The electric vehicle takeover continues 

Going forward, the Hummer is no longer going to be known as a gas guzzler. General Motors announced that it will invest $2.2 billion in its U.S. manufacturing facilities to increase electric vehicle (EV) production. This is GM’s latest push to achieve its “triple zero” goal of zero crashes, zero emissions and zero congestion. The American vehicle manufacturer is aiming to release at least 20 new EV models by 2023, and has already unveiled a number of new EVs, including the Cadillac Lyriq and the GMC Hummer EV.

The new Hummer EV, which was officially unveiled earlier this week, will begin production toward the end of 2021 and is slated to have a range of up to 350 miles. In a stark comparison to the 10.7 seconds it took the gasoline-powered Hummer H2 to reach 60 mph, GM claims that the 2022 GMC Hummer EV will be able to hit 60 mph in about 3 seconds. If GM’s claim ends up being accurate, that means the Hummer EV can reach 60 mph up to half a second faster than the 2020 Ferrari GTC4Lusso. GM is up over +26% so far this month, even though its entrance into the market will mean that the company will need to compete with the likes of Tesla, Volkswagen, BMW and NIO. 

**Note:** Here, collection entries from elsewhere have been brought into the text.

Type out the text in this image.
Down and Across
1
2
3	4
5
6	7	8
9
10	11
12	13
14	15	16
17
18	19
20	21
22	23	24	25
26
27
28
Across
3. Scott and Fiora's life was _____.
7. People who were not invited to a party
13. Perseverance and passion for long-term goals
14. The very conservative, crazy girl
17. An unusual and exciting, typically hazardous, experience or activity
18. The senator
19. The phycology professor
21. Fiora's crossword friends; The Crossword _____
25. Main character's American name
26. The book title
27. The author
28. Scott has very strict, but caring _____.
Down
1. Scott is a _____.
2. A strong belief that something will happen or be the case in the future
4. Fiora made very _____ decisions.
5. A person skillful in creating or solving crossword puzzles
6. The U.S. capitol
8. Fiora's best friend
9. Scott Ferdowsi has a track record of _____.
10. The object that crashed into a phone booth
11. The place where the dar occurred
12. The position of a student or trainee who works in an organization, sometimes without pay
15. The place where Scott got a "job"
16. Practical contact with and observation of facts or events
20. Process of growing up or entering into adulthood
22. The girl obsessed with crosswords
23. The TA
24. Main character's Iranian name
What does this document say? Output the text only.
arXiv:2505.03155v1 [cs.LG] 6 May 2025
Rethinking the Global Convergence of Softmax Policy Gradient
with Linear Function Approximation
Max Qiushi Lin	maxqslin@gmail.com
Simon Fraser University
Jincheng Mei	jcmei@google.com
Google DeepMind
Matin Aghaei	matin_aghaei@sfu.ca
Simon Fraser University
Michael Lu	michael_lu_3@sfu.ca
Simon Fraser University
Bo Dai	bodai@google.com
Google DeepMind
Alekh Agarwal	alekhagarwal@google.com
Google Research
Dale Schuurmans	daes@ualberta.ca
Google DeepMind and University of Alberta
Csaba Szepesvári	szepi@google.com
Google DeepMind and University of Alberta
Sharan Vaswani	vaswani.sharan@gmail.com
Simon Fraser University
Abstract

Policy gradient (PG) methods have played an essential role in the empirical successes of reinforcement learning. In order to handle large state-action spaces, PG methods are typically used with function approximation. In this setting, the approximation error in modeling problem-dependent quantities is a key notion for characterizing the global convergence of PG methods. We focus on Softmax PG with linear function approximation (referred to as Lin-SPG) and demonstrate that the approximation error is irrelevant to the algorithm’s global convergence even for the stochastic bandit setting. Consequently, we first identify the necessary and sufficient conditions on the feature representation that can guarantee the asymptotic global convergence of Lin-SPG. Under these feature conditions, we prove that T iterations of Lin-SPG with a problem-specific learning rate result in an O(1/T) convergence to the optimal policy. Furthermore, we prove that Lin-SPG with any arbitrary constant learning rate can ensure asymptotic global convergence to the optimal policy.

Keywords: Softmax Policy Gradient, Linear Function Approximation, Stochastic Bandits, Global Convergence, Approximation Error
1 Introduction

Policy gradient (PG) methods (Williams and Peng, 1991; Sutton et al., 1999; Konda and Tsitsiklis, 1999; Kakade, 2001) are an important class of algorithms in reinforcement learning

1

All market and economic data as of October 2020 and sourced from Bloomberg and FactSet unless otherwise stated.

We believe the information contained in this material to be reliable but do not warrant its accuracy or completeness. Opinions, estimates, and investment strategies and views expressed in this document constitute our judgment based on current market conditions and are subject to change without notice.